A frequency distribution is thus a representation, either in a graphical or tabular format, that displays the observations within a given interval.

These intervals are mutually exclusive and exhaustive, and the interval size depends on the data being used.

To convert discontinuous intervals into continuous intervals, understanding the difference between histograms and bar charts is essential.

Discrete data is the type of data that has **clear spaces between values** while continuous data has a **continuous sequence**. Discrete data is **graphically represented by bar graphs** whereas **histograms illustrate continuous data graphically**. To convert one into the other, one can:

- Sort the categories from those that occur most frequently to the least occurring.
- Split the intervals between a range (say [0, 1]) into sections based on the cumulative probability for all the category.
- Or find an interval [, ] that relates to the [0, 1] for the categories and represent them on a chart

## How is it important?

### The relationship between a histogram and bar graph

The fundamental difference between histograms and bar graphs from a visual aspect is that bars in a bar graph are not adjacent to each other.
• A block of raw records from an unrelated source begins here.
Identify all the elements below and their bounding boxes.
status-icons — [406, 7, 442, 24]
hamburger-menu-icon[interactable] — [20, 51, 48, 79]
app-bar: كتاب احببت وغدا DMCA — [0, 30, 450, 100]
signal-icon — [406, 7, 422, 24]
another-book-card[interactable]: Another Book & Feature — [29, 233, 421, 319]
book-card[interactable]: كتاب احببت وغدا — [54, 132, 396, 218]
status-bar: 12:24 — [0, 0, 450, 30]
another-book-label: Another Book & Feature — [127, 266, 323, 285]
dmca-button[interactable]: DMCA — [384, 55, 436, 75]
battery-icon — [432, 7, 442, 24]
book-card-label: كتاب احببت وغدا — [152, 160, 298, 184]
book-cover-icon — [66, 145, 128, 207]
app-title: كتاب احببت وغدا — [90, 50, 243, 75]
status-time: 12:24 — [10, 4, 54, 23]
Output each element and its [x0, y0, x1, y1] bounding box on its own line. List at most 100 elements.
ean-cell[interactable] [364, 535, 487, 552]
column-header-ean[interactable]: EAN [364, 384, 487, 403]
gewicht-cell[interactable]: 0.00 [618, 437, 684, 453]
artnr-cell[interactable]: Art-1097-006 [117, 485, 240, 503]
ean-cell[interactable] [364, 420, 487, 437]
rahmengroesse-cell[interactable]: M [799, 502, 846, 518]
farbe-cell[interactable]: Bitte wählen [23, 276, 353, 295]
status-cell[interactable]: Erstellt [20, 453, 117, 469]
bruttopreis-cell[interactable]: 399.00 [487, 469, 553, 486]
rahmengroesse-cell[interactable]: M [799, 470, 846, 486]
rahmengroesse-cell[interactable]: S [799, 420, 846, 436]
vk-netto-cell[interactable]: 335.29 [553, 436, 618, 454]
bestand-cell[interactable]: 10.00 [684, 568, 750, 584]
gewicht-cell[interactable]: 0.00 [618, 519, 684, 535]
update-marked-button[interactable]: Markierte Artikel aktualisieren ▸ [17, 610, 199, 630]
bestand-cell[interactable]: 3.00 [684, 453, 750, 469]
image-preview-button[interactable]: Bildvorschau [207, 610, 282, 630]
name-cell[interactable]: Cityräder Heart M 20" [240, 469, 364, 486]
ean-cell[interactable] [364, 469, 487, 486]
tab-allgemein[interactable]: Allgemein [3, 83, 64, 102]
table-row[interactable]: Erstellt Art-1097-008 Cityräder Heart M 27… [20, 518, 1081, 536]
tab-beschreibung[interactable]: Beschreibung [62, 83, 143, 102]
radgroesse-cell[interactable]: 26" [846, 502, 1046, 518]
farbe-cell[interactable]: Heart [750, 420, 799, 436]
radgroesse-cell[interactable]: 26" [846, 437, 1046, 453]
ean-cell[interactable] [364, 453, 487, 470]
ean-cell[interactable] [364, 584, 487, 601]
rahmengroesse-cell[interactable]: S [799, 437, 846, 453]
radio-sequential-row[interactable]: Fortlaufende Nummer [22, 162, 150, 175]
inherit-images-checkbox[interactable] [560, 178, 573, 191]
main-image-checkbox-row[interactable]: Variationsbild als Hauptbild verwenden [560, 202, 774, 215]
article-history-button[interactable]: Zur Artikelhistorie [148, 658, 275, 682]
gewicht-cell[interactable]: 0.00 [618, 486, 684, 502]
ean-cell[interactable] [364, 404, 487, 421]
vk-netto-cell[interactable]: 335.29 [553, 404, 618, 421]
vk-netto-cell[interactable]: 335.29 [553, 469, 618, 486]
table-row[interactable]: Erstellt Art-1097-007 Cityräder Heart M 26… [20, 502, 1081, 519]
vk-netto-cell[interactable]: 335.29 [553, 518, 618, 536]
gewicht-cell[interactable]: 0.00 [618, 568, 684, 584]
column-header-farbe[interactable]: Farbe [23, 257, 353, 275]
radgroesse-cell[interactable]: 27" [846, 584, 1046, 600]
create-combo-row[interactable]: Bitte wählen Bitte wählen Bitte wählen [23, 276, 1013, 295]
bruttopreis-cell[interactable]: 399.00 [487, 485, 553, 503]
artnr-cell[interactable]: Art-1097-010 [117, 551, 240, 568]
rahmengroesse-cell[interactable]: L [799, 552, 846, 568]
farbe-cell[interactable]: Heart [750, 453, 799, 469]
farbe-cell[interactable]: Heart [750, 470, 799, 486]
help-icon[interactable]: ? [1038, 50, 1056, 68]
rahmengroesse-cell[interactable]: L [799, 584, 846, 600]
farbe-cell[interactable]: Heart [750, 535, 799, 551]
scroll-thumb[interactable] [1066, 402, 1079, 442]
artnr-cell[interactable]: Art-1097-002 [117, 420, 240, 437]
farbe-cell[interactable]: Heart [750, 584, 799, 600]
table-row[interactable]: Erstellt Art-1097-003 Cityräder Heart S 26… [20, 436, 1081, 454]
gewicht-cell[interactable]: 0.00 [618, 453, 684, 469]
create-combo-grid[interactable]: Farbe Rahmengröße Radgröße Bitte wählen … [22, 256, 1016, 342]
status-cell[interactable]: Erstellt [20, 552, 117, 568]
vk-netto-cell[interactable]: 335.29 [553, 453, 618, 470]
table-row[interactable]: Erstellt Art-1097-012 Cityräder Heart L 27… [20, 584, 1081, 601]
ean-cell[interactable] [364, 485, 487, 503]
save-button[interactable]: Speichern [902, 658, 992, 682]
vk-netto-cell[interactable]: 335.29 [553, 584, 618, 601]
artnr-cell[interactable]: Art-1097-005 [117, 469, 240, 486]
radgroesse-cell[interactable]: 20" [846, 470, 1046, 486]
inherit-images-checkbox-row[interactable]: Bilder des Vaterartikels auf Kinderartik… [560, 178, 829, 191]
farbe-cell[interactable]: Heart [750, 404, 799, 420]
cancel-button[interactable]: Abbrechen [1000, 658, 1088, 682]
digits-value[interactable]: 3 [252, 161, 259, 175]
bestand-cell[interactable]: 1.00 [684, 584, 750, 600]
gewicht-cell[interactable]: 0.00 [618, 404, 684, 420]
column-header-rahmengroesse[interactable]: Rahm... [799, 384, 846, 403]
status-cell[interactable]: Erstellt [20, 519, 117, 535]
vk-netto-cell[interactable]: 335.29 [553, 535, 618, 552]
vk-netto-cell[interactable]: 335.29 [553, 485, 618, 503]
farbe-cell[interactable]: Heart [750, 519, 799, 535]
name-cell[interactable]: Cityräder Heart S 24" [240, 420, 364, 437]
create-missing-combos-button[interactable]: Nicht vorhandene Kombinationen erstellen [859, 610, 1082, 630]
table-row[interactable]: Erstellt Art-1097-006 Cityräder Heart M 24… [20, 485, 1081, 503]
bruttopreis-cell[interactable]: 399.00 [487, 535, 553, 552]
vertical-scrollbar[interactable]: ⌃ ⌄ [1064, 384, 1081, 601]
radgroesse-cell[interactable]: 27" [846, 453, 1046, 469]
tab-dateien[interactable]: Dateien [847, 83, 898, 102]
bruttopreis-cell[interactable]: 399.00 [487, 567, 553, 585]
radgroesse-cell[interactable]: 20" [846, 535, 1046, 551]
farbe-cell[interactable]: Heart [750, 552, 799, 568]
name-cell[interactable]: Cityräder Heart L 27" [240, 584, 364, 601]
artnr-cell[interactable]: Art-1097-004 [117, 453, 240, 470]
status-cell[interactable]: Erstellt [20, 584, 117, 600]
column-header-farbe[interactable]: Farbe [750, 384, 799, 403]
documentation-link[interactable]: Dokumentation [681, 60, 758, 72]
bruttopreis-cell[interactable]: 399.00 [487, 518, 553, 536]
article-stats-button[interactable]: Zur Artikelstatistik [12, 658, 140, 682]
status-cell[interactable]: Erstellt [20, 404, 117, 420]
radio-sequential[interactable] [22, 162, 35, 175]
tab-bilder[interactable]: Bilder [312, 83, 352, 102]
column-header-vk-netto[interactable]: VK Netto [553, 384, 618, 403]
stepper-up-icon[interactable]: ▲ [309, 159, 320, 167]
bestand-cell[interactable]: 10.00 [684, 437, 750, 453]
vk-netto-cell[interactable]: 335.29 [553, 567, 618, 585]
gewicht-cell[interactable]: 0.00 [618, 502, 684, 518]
Data in bar graphs are grouped using parallel rectangular bars of equal width but with varying length. Each rectangular block indicates a specific category whose length is influenced by the value of the category. The bars in a bar graph are supposed to represent values for a single variable over various categories and subclasses.

This is not true for the histogram as the area under the curve represents distributive data for a single variable. While other variables can be added as in the case of a multivariate graph, it can become hard to navigate through.

As such, a histogram presents numerical data whereas bar graphs show categorical data. Just take a look at the distribution graphs for chi-squares and the simpler z distribution and see that the area under the graph will eventually add up to 1. So, if dealing with datasets that are continuous, use histograms.